Born in 1996 during the waning days of the grunge movement, Pike Brewing Company’s historic subterranean pub, just a few blocks from the center of Pike Place Market, The Pike Pub, is adorned with random stickers, exposed grating, and pipes painted black. The pub, which brews and serves some of the city’s most recognizable beer, feels comfortable and familiar, like your favorite ripped jeans/flannel shirt combo. But the famous locale has recently changed significantly.
To supplement the pub’s rougher exterior, the folks at Pike recently expanded the space upward, taking over the area above the brewery once occupied by a few retail shops. Occupying the third floor of the building where it’s resided for decades, the brewery has expanded its production facilities and opened a new restaurant, Tankard & Tun (1415 1st Ave., 812-6619), which serves succulent seafood—like fresh oysters and tasty steamed clams—as well as a myriad of the brewery’s best beers.
“We were at capacity,” says Zan McColloch-Lussier, the brewery’s head of communications, showing off the six brand-new 60-barrel brew tanks. “This lets us expand a great deal as well as experiment more with new batches. Before, we’d sell every drop of beer we made.”

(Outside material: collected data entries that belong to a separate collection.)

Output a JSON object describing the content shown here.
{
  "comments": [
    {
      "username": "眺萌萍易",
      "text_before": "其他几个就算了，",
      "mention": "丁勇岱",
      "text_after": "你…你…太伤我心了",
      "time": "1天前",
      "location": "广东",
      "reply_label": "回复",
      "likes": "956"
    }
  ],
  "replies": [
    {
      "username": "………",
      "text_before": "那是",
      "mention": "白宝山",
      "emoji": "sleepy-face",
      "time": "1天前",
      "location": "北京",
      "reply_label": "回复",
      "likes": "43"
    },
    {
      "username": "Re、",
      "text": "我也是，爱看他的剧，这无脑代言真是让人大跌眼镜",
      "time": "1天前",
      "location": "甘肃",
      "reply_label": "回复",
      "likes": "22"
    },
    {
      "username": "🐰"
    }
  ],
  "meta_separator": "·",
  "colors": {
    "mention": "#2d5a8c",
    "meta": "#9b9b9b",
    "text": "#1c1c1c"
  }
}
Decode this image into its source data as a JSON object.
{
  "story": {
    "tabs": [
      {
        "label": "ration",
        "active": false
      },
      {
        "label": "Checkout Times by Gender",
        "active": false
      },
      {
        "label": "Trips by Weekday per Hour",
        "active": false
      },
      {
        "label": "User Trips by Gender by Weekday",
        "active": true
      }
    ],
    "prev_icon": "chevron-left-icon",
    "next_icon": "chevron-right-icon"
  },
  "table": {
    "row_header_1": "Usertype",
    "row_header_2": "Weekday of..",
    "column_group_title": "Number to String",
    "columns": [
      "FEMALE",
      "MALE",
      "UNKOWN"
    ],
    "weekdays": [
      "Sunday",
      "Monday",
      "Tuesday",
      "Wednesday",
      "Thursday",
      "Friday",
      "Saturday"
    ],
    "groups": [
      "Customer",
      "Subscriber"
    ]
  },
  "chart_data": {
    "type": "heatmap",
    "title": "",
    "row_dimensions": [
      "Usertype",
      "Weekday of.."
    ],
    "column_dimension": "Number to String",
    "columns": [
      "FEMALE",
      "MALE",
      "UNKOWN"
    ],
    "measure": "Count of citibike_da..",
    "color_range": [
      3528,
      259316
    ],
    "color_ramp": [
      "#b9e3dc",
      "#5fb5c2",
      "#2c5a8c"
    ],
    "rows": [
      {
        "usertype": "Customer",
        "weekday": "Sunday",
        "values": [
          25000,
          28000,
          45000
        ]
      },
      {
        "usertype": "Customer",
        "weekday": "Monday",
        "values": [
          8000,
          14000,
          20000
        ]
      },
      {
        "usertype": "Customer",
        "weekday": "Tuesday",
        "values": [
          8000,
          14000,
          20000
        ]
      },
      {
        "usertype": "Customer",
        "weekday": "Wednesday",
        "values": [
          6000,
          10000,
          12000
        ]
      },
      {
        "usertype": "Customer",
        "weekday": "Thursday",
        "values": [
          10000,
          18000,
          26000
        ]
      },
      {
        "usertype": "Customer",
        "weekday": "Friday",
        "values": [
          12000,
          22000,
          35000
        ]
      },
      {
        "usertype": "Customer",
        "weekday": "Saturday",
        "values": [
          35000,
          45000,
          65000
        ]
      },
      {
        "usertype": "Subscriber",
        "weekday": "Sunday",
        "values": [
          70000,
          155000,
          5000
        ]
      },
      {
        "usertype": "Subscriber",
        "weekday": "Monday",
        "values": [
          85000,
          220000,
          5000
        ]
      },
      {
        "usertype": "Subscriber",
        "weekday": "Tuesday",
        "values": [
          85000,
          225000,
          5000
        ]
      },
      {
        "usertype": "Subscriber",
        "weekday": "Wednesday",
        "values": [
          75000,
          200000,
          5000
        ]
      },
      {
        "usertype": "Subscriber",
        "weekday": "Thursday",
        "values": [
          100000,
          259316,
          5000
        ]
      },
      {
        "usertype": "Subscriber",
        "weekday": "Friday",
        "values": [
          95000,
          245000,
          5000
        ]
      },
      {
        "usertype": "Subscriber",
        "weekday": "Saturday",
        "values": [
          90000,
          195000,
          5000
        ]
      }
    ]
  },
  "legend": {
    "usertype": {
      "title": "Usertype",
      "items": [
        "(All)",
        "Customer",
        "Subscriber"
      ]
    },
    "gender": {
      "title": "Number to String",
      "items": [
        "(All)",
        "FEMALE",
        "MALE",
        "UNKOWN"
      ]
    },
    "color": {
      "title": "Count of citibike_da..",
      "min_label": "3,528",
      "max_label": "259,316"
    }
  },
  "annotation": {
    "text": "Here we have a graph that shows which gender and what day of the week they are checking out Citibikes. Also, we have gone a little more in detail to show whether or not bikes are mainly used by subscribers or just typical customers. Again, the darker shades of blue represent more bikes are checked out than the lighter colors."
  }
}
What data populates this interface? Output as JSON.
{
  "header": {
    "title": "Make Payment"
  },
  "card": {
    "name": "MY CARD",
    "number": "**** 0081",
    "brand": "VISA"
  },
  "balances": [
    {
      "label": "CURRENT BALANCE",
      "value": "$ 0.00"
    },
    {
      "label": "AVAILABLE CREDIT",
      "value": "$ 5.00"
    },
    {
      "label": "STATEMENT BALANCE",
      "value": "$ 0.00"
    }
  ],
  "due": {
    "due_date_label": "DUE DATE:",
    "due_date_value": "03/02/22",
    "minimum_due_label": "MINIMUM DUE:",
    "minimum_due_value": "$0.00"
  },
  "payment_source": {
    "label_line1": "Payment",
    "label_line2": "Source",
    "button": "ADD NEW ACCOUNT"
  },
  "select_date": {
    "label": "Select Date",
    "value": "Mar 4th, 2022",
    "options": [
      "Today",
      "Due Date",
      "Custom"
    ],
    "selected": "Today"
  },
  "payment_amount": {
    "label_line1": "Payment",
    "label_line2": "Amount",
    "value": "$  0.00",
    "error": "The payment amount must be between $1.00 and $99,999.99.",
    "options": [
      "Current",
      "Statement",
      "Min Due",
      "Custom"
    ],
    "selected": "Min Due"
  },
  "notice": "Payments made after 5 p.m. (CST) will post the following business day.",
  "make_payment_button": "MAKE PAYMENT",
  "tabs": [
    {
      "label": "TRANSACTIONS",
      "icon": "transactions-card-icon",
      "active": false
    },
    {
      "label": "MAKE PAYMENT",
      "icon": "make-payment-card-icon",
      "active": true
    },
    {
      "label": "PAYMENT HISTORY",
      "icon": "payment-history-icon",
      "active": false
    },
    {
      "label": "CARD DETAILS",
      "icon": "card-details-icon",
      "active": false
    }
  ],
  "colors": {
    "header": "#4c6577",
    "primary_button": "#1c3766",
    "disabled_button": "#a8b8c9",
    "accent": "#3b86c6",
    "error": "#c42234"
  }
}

Below, in the pub, Pike offers patrons some 350 seats–an impossible number of folks to serve if they each want, say, a plate of oysters on the half-shell. Tankard and Tun, though, has one-fifth the capacity, allowing for a more refined experience for both the chef and diners. But the brightly lit restaurant is not without its kitschy flair. Pike’s co-founders, Charles and Rose Ann Finkel, have lined one of the hallways leading from the center of the restaurant to their brew deck with drinking mugs and steins–otherwise known as tankards, for which the spot gets its name–ranging from elegant drinkware to goofy historical-figure spoofs.
But what’s especially interesting about Tankard and Tun is how much it celebrates beer. Often, beer can be considered pedestrian, but the folks at Pike want to help promote the idea that beer can be more than that. It can be used as an ingredient, like a spirit, in cocktails, or refined in such a way that the flavors pop and are specific enough to pair with different dishes. During the restaurant’s opening celebration, bartenders whipped up a citrusy gin-based drink using Pike’s Naughty Nellie Golden Ale; and the menu offers pairing options, like a purple asparagus salad with cured egg yolk and Pike’s Hive Five Honey Ale.
And while downstairs the spirit of Seattle’s history maintains intact, it’s noteworthy that the city’s seemingly unquenchable thirst for craft beer has allowed for new upward growth, for a new perspective and perch. Indeed, with Pike’s development, the old is not being thrown away for the sake of the new. Rather, the new is built up on a beloved foundation. In a city that extols its progressive and at times highfalutin virtues, it’s worthwhile to take note of the tradition that craft beer continues to bring to Seattle: an ethic of joy, imbibing and honoring the city’s roots while not being scared to move forward with a sense of maturity and fine-tuning.